For many people, before they reach out to a friend or a professional for help, the first place they turn is the music they love for reassurance, guidance and a cathartic release. For Mat growing up, that record was Rancid’s seminal punk rock masterpiece ...And Out Come The Wolves, but in SELF HELL, with its wide-reaching purview, they might have written a self-help record for a new generation of heavy music fans.
“Knowing that it’s getting used is mad,” gushes Mat. “We’re making it because we need to make. We don’t start the project making music for anyone else but ourselves, but we hand over this thing and find out that someone needed it in a dark time. That’s one of the craziest things when someone far away is like, ‘Dude, this song and these lyrics…’ I wrote them for me, but you’ve used it now, and that’s so cool.
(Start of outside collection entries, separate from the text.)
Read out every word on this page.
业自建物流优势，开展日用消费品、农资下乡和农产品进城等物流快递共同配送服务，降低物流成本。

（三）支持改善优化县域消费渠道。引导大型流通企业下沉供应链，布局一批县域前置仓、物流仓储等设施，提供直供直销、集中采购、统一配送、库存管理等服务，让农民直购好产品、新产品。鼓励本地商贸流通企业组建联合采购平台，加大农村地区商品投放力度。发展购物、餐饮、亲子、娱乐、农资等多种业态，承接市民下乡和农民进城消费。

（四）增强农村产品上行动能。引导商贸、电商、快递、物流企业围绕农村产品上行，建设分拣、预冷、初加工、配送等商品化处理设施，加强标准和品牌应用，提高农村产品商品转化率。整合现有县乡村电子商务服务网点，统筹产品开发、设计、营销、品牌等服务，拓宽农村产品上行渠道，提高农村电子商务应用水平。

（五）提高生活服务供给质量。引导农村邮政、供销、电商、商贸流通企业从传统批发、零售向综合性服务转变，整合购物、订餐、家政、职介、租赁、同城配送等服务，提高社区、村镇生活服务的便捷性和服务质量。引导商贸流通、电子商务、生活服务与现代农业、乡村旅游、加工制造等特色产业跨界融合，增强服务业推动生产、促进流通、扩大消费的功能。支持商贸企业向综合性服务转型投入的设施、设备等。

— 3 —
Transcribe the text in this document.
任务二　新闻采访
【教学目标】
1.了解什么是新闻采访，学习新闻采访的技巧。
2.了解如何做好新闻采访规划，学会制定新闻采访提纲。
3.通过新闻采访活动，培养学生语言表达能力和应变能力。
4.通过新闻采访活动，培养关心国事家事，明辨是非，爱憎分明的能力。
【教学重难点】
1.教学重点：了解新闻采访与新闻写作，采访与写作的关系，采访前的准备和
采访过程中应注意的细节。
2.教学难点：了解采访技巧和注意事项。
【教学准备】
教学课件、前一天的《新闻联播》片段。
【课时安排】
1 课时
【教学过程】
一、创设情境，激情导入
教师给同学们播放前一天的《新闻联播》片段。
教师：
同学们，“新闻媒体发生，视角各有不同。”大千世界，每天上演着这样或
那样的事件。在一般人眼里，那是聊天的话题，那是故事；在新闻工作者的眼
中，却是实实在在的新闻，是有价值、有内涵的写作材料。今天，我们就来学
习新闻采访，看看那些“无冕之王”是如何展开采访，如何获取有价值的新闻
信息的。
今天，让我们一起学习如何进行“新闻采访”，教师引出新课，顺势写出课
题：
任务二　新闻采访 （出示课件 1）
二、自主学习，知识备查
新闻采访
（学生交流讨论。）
“No matter how bad our situation’s been, we’ve always spun it into a positive,” Mat continues. “It’s the same with the songs, they can be negative as fuck but it’s always about making the best of something. Maybe the message instilled in those songs comes through to people. That’s literally the lyric in one of the new songs, ‘Let’s make the best of a bad situation…’”
So what bad situations have happened in your own lives to that you can attribute to self-hell?
“I think over the years – in our band life as well as our personal lives – we’ve gone through a lot of rollercoasters,” says Loz. “There’s been a lot of compromise, a lot of internal things going on. During the last record, I think someone had a break-up, someone went into hospital… all these different things. And on this record it’s a culmination of what we’ve been through that still carries through the music now.”
“You’ve had three throat surgeries, that’s been a huge part of your life,” offers Mat.
“I think I hold the record!” Loz laughs in response.
“That’s been a battle over the past 10 years for sure,” Mat continues. “We’ve all dabbled with addiction because you can’t be in this industry and not fuck with it. If you can, good on ya, but we grew up just getting on a bottle of cider – that was literally our culture as kids. We’ve all spent about 20 years trying to wean that out of us.
“For me, all my battles are having something you care about so much also be a total burden because you don’t ever stop working – it takes over my life, I’m a total control freak. I’m doing exactly what I wanted to do, but it’s the most stressful thing in the world. Little Simz says it on her record [Heart On Fire], ‘My life is a blessing but it comes with the stresses,’ and fucking word. It comes with so much because it’s so good.”